Most prominently, Conservative leader Pierre Poilievre, who won 68% of his party’s vote in September, has been a champion of Bitcoin as an alternative to inflationary central bank policies. A Bitcoin investor himself, Poilievre’s forward-thinking ideas on cryptocurrency were a definite contributor to his attraction to younger generations, a new trend for the Conservative party.
Prime Minister Trudeau, in response, went on the attack against Bitcoin, calling Poilievre’s support for it “reckless”, and saying that Canadians can’t choose to opt-out of inflation by investing in cryptocurrencies. While Trudeau has not been very vocal on his position towards crypto, his government’s court-ordered freezing of the Freedom Convoy’s Bitcoin donations had previously signalled a less than friendly attitude towards DeFi, raising questions about whether the Liberals could turn against the entire industry.
So far, support is found near the right, and opposition on the left – however, crypto users don’t fit into neat political categories. An Ontario Securities Commission study recently found that 13% of all Canadians own Bitcoin or other crypto. Around the world, adoption rates are quickly rising, with 320 million crypto users globally, and an impressive 880% increase in users in 2021.
According to a major study by PwC, blockchain has the potential to add US 1.76 trillion in business value by 2030 through solving major economic challenges, including our chaotic supply chains and This isn’t a fringe technology isolated to one side of the political divide – it’s an innovative new economy, and one that leaders in other countries are taking very seriously.
Conservative governments in Australia and the United Kingdom are heavily leaning into cryptocurrency, with the UK now seeking to brand itself as the “crypto capital of the world” and attract international capital through clear regulations and innovation-supporting policies.
In the US, some crypto supporters, like Texas Governor Greg Abbott and Wyoming Senator Cynthia Lummis are Republicans – but many others, like New York Mayor Eric Adams and Arizona Senator Kyrsten Sinema, are Democrats. Despite left-leaning politicians being less friendly to Bitcoin mining’s energy use, representatives both parties are moving the country towards clear crypto regulations and faster industry growth, such as through the bipartisan Senate Financial Innovation Caucus.
It’s time for our major parties in Canada to adopt the same collaborative approach to blockchain. It’s essential for our competitiveness in the global economy, our attractiveness to external investors, and our ability to solve many of our own internal business challenges.
Last February, Calgary Nose Hill MP Michelle Rempel Garner introduced Bill C-249: An act respecting the encouragement of the growth of the cryptoasset sector, with the goal of establishing a platform for exactly that kind of collaboration. The act would ensure that the leadership of every province and territory, representing both major parties, engaged in collaboration with the blockchain industry to build a national framework for growing our digital economy.

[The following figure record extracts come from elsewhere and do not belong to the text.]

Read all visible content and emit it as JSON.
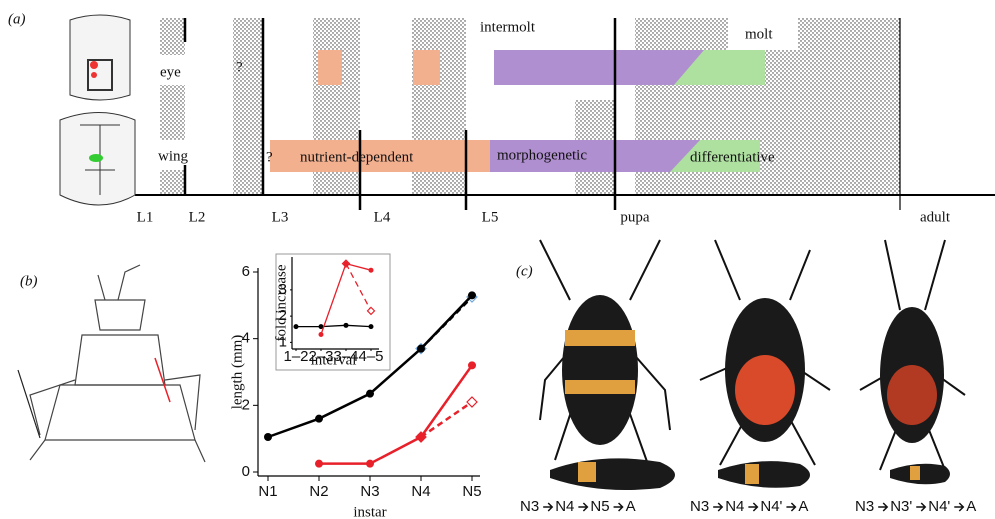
{
  "panel_a": {
    "label": "(a)",
    "stages": [
      "L1",
      "L2",
      "L3",
      "L4",
      "L5",
      "pupa",
      "adult"
    ],
    "row_labels": [
      "eye",
      "wing"
    ],
    "unknown_marks": [
      "?",
      "?"
    ],
    "phases": [
      "intermolt",
      "molt"
    ],
    "periods": [
      "nutrient-dependent",
      "morphogenetic",
      "differentiative"
    ]
  },
  "panel_b": {
    "label": "(b)"
  },
  "chart_data": [
    {
      "type": "line",
      "categories": [
        "N1",
        "N2",
        "N3",
        "N4",
        "N5"
      ],
      "xlabel": "instar",
      "ylabel": "length (mm)",
      "ylim": [
        0,
        6
      ],
      "yticks": [
        0,
        2,
        4,
        6
      ],
      "series": [
        {
          "color": "#000000",
          "values": [
            null,
            null,
            null,
            3.7,
            5.25
          ],
          "dashed": true,
          "marker": "diamond",
          "marker_color": "#6fa8dc"
        },
        {
          "color": "#e8202a",
          "values": [
            null,
            null,
            null,
            1.05,
            2.1
          ],
          "dashed": true,
          "marker": "diamond",
          "marker_color": "#e8202a"
        },
        {
          "color": "#000000",
          "values": [
            1.05,
            1.6,
            2.35,
            3.7,
            5.3
          ],
          "marker": "circle"
        },
        {
          "color": "#e8202a",
          "values": [
            null,
            0.25,
            0.25,
            1.05,
            3.2
          ],
          "marker": "circle"
        }
      ]
    },
    {
      "type": "line",
      "categories": [
        "1–2",
        "2–3",
        "3–4",
        "4–5"
      ],
      "xlabel": "interval",
      "ylabel": "fold increase",
      "ylim": [
        0.9,
        4.1
      ],
      "yticks": [
        1,
        2,
        3
      ],
      "series": [
        {
          "color": "#e8202a",
          "values": [
            null,
            null,
            4.0,
            2.2
          ],
          "dashed": true,
          "marker": "diamond",
          "marker_color": "#e8202a"
        },
        {
          "color": "#000000",
          "values": [
            1.6,
            1.6,
            1.65,
            1.6
          ],
          "marker": "circle"
        },
        {
          "color": "#e8202a",
          "values": [
            null,
            1.3,
            4.0,
            3.75
          ],
          "marker": "circle"
        }
      ]
    }
  ],
  "panel_c": {
    "label": "(c)",
    "captions": [
      [
        "N3",
        "N4",
        "N5",
        "A"
      ],
      [
        "N3",
        "N4",
        "N4'",
        "A"
      ],
      [
        "N3",
        "N3'",
        "N4'",
        "A"
      ]
    ]
  }
}
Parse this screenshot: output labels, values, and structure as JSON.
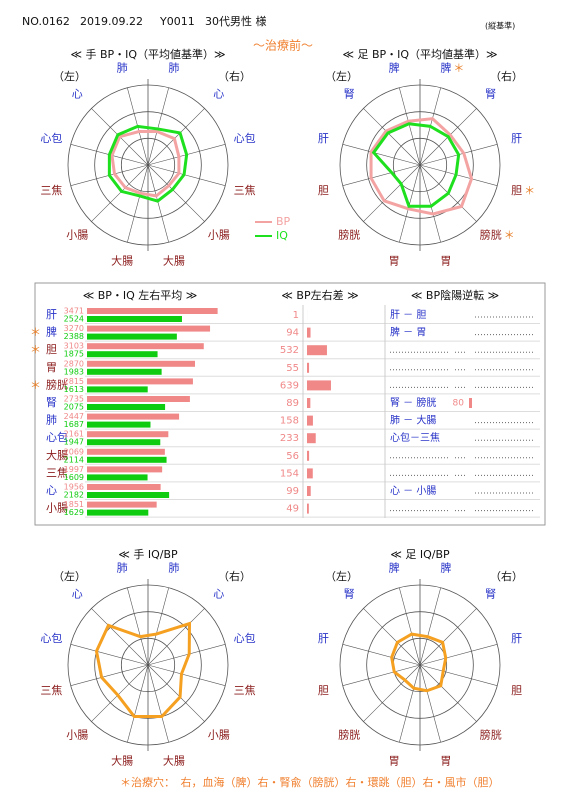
{
  "header": {
    "number": "NO.0162",
    "date": "2019.09.22",
    "id": "Y0011",
    "patient": "30代男性 様",
    "note": "(縦基準)",
    "subtitle": "～治療前～"
  },
  "marker": "＊",
  "chart_data": [
    {
      "type": "radar",
      "title": "≪ 手 BP・IQ（平均値基準）≫",
      "side_labels": [
        "（左）",
        "（右）"
      ],
      "categories": [
        "肺",
        "心",
        "心包",
        "三焦",
        "小腸",
        "大腸",
        "大腸",
        "小腸",
        "三焦",
        "心包",
        "心",
        "肺"
      ],
      "category_colors": [
        "#2a35c8",
        "#2a35c8",
        "#2a35c8",
        "#8b1c1c",
        "#8b1c1c",
        "#8b1c1c",
        "#8b1c1c",
        "#8b1c1c",
        "#8b1c1c",
        "#2a35c8",
        "#2a35c8",
        "#2a35c8"
      ],
      "marked": [
        false,
        false,
        false,
        false,
        false,
        false,
        false,
        false,
        false,
        false,
        false,
        false
      ],
      "rlim": [
        0,
        3
      ],
      "rticks": [
        1,
        2,
        3
      ],
      "legend": true,
      "series": [
        {
          "name": "BP",
          "color": "#f4a3a3",
          "values": [
            1.3,
            1.4,
            1.2,
            1.2,
            1.1,
            1.2,
            1.1,
            1.2,
            1.3,
            1.4,
            1.5,
            1.3
          ]
        },
        {
          "name": "IQ",
          "color": "#1ee01e",
          "values": [
            1.4,
            1.7,
            1.5,
            1.4,
            1.3,
            1.4,
            1.2,
            1.4,
            1.5,
            1.5,
            1.6,
            1.5
          ]
        }
      ]
    },
    {
      "type": "radar",
      "title": "≪ 足 BP・IQ（平均値基準）≫",
      "side_labels": [
        "（左）",
        "（右）"
      ],
      "categories": [
        "脾",
        "腎",
        "肝",
        "胆",
        "膀胱",
        "胃",
        "胃",
        "膀胱",
        "胆",
        "肝",
        "腎",
        "脾"
      ],
      "category_colors": [
        "#2a35c8",
        "#2a35c8",
        "#2a35c8",
        "#8b1c1c",
        "#8b1c1c",
        "#8b1c1c",
        "#8b1c1c",
        "#8b1c1c",
        "#8b1c1c",
        "#2a35c8",
        "#2a35c8",
        "#2a35c8"
      ],
      "marked": [
        true,
        false,
        false,
        true,
        true,
        false,
        false,
        false,
        false,
        false,
        false,
        false
      ],
      "rlim": [
        0,
        3
      ],
      "rticks": [
        1,
        2,
        3
      ],
      "legend": false,
      "series": [
        {
          "color": "#f4a3a3",
          "values": [
            1.8,
            1.6,
            1.7,
            2.0,
            2.2,
            1.9,
            1.7,
            1.9,
            1.9,
            1.9,
            1.8,
            1.7
          ]
        },
        {
          "color": "#1ee01e",
          "values": [
            1.5,
            1.5,
            1.5,
            1.4,
            1.5,
            1.6,
            1.6,
            1.0,
            1.1,
            1.8,
            1.7,
            1.6
          ]
        }
      ]
    },
    {
      "type": "bars-table",
      "title": "≪ BP・IQ 左右平均 ≫",
      "categories": [
        "肝",
        "脾",
        "胆",
        "胃",
        "膀胱",
        "腎",
        "肺",
        "心包",
        "大腸",
        "三焦",
        "心",
        "小腸"
      ],
      "category_colors": [
        "#2a35c8",
        "#2a35c8",
        "#8b1c1c",
        "#8b1c1c",
        "#8b1c1c",
        "#2a35c8",
        "#2a35c8",
        "#2a35c8",
        "#8b1c1c",
        "#8b1c1c",
        "#2a35c8",
        "#8b1c1c"
      ],
      "marked": [
        false,
        true,
        true,
        false,
        true,
        false,
        false,
        false,
        false,
        false,
        false,
        false
      ],
      "xlim": [
        0,
        3800
      ],
      "series": [
        {
          "color": "#f08888",
          "values": [
            3471,
            3270,
            3103,
            2870,
            2815,
            2735,
            2447,
            2161,
            2069,
            1997,
            1956,
            1851
          ]
        },
        {
          "color": "#10cc10",
          "values": [
            2524,
            2388,
            1875,
            1983,
            1613,
            2075,
            1687,
            1947,
            2114,
            1609,
            2182,
            1629
          ]
        }
      ]
    },
    {
      "type": "diff-bars",
      "title": "≪ BP左右差 ≫",
      "color": "#f08888",
      "xlim": [
        0,
        1200
      ],
      "values": [
        1,
        94,
        532,
        55,
        639,
        89,
        158,
        233,
        56,
        154,
        99,
        49
      ]
    },
    {
      "type": "reversal",
      "title": "≪ BP陰陽逆転 ≫",
      "color": "#f08888",
      "xlim": [
        0,
        1200
      ],
      "pairs": [
        "肝 － 胆",
        "脾 － 胃",
        null,
        null,
        null,
        "腎 － 膀胱",
        "肺 － 大腸",
        "心包－三焦",
        null,
        null,
        "心 － 小腸",
        null
      ],
      "values": [
        null,
        null,
        null,
        null,
        null,
        80,
        null,
        null,
        null,
        null,
        null,
        null
      ]
    },
    {
      "type": "radar",
      "title": "≪ 手 IQ/BP",
      "side_labels": [
        "（左）",
        "（右）"
      ],
      "categories": [
        "肺",
        "心",
        "心包",
        "三焦",
        "小腸",
        "大腸",
        "大腸",
        "小腸",
        "三焦",
        "心包",
        "心",
        "肺"
      ],
      "category_colors": [
        "#2a35c8",
        "#2a35c8",
        "#2a35c8",
        "#8b1c1c",
        "#8b1c1c",
        "#8b1c1c",
        "#8b1c1c",
        "#8b1c1c",
        "#8b1c1c",
        "#2a35c8",
        "#2a35c8",
        "#2a35c8"
      ],
      "marked": [
        false,
        false,
        false,
        false,
        false,
        false,
        false,
        false,
        false,
        false,
        false,
        false
      ],
      "rlim": [
        0,
        3
      ],
      "rticks": [
        1,
        2,
        3
      ],
      "legend": false,
      "series": [
        {
          "color": "#f5a020",
          "values": [
            1.2,
            2.2,
            1.6,
            1.3,
            1.7,
            2.0,
            2.0,
            1.6,
            1.8,
            2.0,
            2.1,
            1.1
          ]
        }
      ]
    },
    {
      "type": "radar",
      "title": "≪ 足 IQ/BP",
      "side_labels": [
        "（左）",
        "（右）"
      ],
      "categories": [
        "脾",
        "腎",
        "肝",
        "胆",
        "膀胱",
        "胃",
        "胃",
        "膀胱",
        "胆",
        "肝",
        "腎",
        "脾"
      ],
      "category_colors": [
        "#2a35c8",
        "#2a35c8",
        "#2a35c8",
        "#8b1c1c",
        "#8b1c1c",
        "#8b1c1c",
        "#8b1c1c",
        "#8b1c1c",
        "#8b1c1c",
        "#2a35c8",
        "#2a35c8",
        "#2a35c8"
      ],
      "marked": [
        false,
        false,
        false,
        false,
        false,
        false,
        false,
        false,
        false,
        false,
        false,
        false
      ],
      "rlim": [
        0,
        3
      ],
      "rticks": [
        1,
        2,
        3
      ],
      "legend": false,
      "series": [
        {
          "color": "#f5a020",
          "values": [
            1.1,
            1.2,
            1.0,
            0.9,
            1.1,
            1.0,
            0.9,
            0.8,
            1.0,
            1.1,
            1.2,
            1.2
          ]
        }
      ]
    }
  ],
  "footnote": "＊治療穴：　右，血海（脾）右・腎兪（膀胱）右・環跳（胆）右・風市（胆）"
}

Blockchain will play a significant role in shaping Canada’s future. It’s a technology with the power to enhance our economy and lives, and we’re fortunate to have a strong Canadian ecosystem of companies and researchers that will support our leadership in this space. It doesn’t belong to any political category, and we can’t continue to allow it to be a partisan issue, or the very universal benefits that blockchain has for our country could be lost.